2. To find the area of the rectangle, use the formula \begin{align*}A=bh\end{align*}. The base and the height lengths were found in #1.

\begin{align*}A &= \left ( \sqrt{10} \right ) \left ( 2\sqrt{10} \right ) \\ A &= 20 \ un^2\end{align*}

3. Let \begin{align*}(x_1,y_1)\end{align*}\begin{align*}=(-16,4)\end{align*} and \begin{align*}(x_2,y_2)=(312,211)\end{align*}.

\begin{align*}d=\sqrt{(312-(-16))^2+(211-4)^2}\approx387.01 \ un\end{align*}

Because these two points are so far apart, it would have been unrealistic to plot them and try to find the distance between them by drawing in a right triangle and using the Pythagorean Theorem. The distance formula makes these types of calculations much quicker.

#### Practice

Find the distance between each pair of points.

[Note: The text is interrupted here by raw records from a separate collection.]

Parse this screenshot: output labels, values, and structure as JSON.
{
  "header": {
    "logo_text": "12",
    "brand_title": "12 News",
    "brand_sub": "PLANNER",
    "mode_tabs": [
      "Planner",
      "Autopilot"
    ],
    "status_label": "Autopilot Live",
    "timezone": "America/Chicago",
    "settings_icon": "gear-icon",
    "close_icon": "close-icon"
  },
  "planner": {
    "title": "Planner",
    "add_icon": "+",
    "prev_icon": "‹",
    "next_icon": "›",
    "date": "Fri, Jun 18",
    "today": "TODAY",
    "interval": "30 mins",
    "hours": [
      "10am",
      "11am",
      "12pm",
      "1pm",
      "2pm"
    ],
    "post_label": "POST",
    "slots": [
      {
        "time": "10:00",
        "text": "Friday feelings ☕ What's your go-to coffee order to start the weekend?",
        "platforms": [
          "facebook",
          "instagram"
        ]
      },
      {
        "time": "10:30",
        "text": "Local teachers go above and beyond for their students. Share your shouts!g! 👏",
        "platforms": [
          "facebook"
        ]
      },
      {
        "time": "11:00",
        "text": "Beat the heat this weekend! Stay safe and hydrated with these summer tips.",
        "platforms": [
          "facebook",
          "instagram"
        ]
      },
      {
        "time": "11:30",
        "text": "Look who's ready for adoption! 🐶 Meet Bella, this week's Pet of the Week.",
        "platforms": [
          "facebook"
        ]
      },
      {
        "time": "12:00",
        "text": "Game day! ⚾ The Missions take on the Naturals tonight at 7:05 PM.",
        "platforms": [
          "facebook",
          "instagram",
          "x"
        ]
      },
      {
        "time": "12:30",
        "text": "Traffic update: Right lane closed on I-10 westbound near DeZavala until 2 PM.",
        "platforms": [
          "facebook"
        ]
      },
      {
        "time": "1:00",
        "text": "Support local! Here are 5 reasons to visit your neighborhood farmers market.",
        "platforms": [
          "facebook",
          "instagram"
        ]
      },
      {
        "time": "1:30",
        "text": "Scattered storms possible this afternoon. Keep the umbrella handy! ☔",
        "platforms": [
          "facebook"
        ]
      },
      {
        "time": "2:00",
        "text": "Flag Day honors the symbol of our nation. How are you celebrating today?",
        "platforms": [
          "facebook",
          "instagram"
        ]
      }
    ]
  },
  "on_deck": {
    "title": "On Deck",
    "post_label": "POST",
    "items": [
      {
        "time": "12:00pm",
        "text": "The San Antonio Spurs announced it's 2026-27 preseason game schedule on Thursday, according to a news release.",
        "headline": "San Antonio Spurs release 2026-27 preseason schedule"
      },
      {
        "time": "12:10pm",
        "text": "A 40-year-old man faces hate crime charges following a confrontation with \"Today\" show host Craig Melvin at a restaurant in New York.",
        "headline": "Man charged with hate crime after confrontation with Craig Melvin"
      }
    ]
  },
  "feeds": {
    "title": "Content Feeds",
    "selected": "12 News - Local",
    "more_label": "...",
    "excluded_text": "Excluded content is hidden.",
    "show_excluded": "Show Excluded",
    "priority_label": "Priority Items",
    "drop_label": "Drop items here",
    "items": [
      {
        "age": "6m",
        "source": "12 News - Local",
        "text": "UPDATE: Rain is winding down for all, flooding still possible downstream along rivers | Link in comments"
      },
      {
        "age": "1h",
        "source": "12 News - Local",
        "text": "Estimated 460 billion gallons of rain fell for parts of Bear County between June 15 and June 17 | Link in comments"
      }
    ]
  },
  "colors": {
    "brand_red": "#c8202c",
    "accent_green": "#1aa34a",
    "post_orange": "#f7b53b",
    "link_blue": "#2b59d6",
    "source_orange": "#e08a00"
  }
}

1. \begin{align*}(7, 11)\end{align*} and \begin{align*}(4, 23)\end{align*}.

2. \begin{align*}(19, 56)\end{align*} and \begin{align*}(-21, 45)\end{align*}.

3. \begin{align*}(-11,91)\end{align*} and \begin{align*}(89, 16)\end{align*}.

For #4-#5, use the rectangle below.

4. Find the perimeter of the rectangle.

5. Find the area of the rectangle.

For #6-#7, use the triangle below.

6. Find the perimeter of the triangle.

7. Find the area of the triangle.

For #8-#9, use the rectangle below.

8. Find the perimeter of the rectangle.

9. Find the area of the rectangle.

For #10-#11, use the triangle below.

10. Find the perimeter of the triangle.

11. Find the area of the triangle.

For #12-#14, find the perimeter of each polygon.

12.

13.

14.

15. What does the distance formula have to do with the Pythagorean Theorem?